Seppä was so enthusiastic about his new “shell structures” idea he wrote a book, Form Emphasis for Metalsmiths. When I spoke to him in 1999, Seppä was modest about it. “My first book was written in such early innocent fervor that it all came out wrong.” Many other metalmsiths consider the work seminal.

By finding the appropriate language to describe the formal characteristics of what he came to call “shell forms,” Seppä was able to reintroduce metalsmiths to forms that would tie any self-respecting lathe into knots. The world of metal discovered anti-clastic forming.
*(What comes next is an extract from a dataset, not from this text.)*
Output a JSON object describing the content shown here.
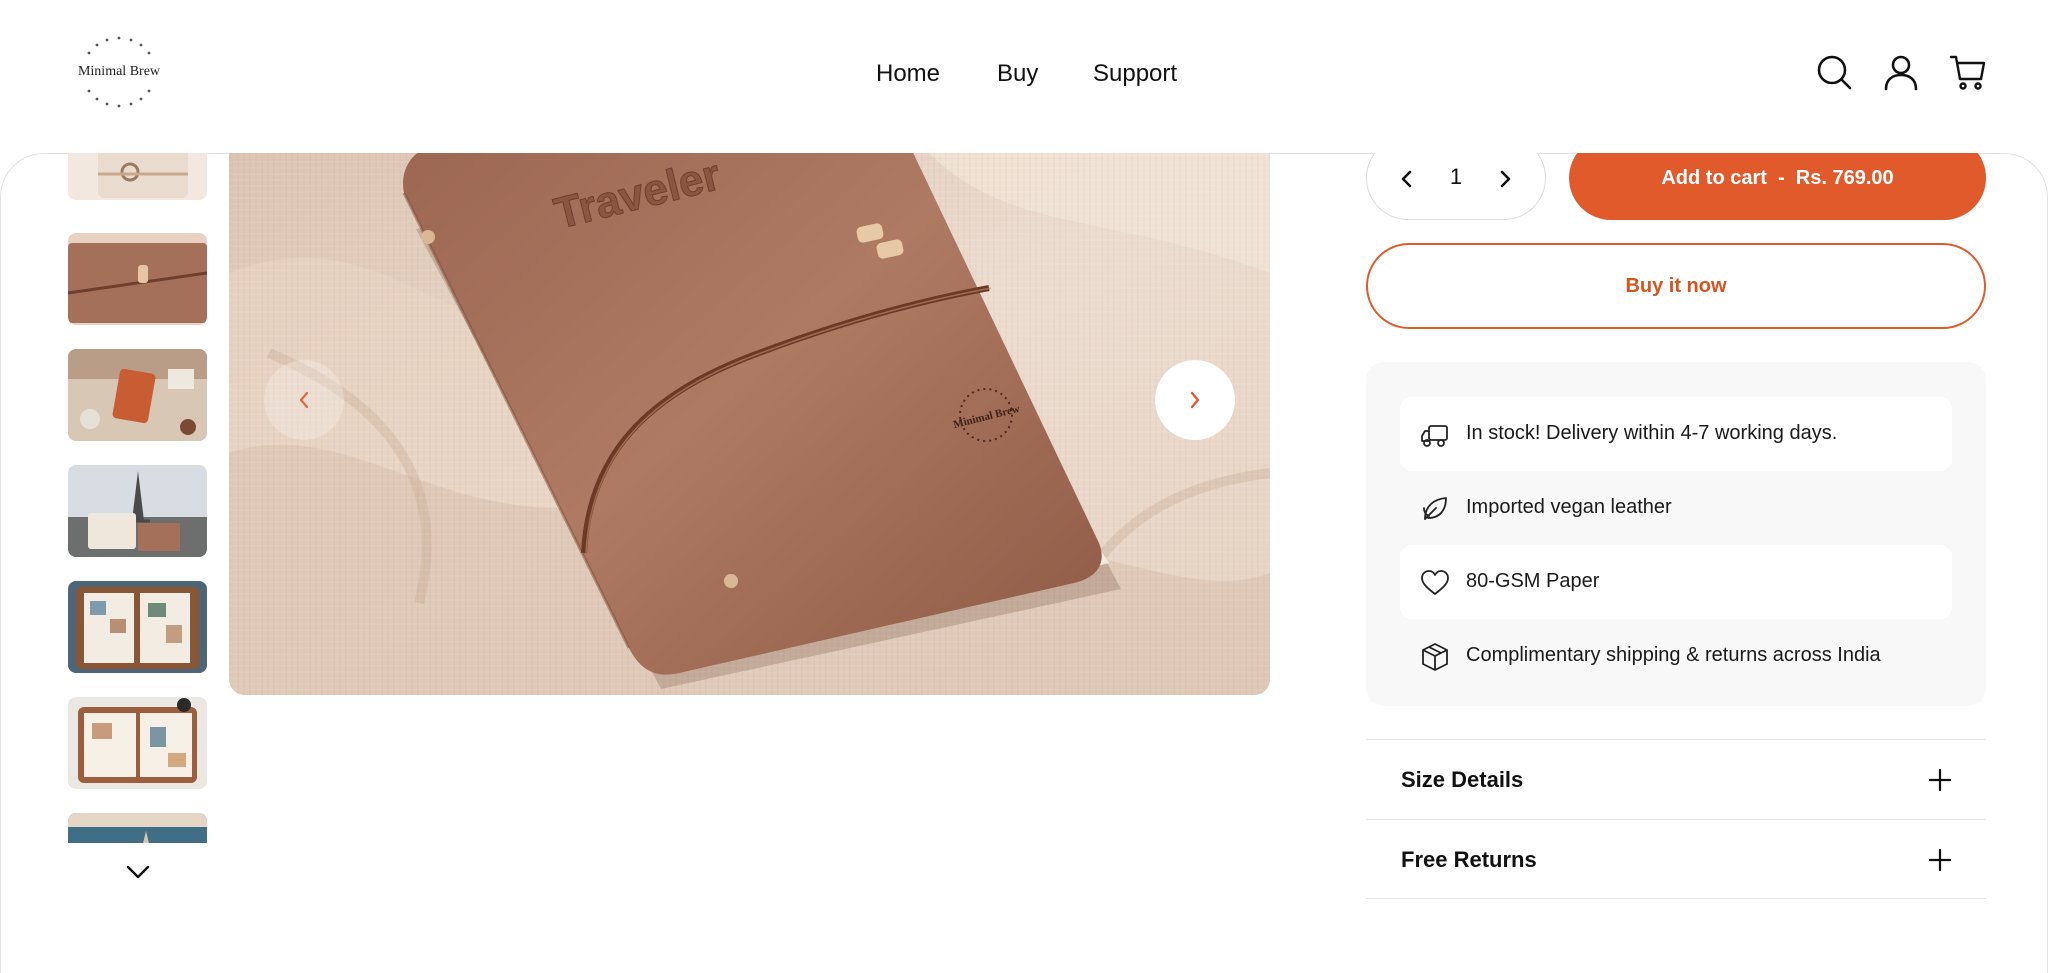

Some of Seppä’s rediscovered language is below:

  • acicular — pin or needle-shaped
  • ansate — handle-shaped
  • anticlastic — curving in opposite directions at a given point
  • byssoidal — tufted with long filaments
  • catenoid — from the curve formed by a hanging chain
  • chelate — hoof-shaped
  • conchate — spiral-shaped
  • cordate — heart-shaped
  • corniform — horn-shaped
  • cuneiform — wedge-shaped
  • dentiform — tooth-shaped
  • ensate — sword-shaped
  • falcate — sickle-shaped
  • form — a three-dimensional object
  • hamulate — hook-shaped
  • hastate — arrow-shaped
  • infundibular — funnel-shaped
  • napiform — turnip-shaped
  • peltate — small round shield-shaped
  • pterygoid — wing-shaped
  • pyriform — pear-shaped
  • rostal — beak-shaped
  • scutate — small round shield-shaped
  • shape — a two-dimensional silhouette image
  • shell — formed hollow components that, joined together, create more complex forms
  • synclastic — curving in the same direction at a given point

The right language can give any artist, such as jewelry makers, a way to analyze and understand the structure of a design and why it does or does not work. When that happens, they can begin to translate the underlying concepts into their own work rather than simply copy what they see. For example, if you can see that the arrangement of gemstones in a brooch is not random, but draws the viewer’s eye through the design, then you can begin to think about how you can guide the viewer’s eye through your own work helping them see what you want them to see, and how you want them to see it.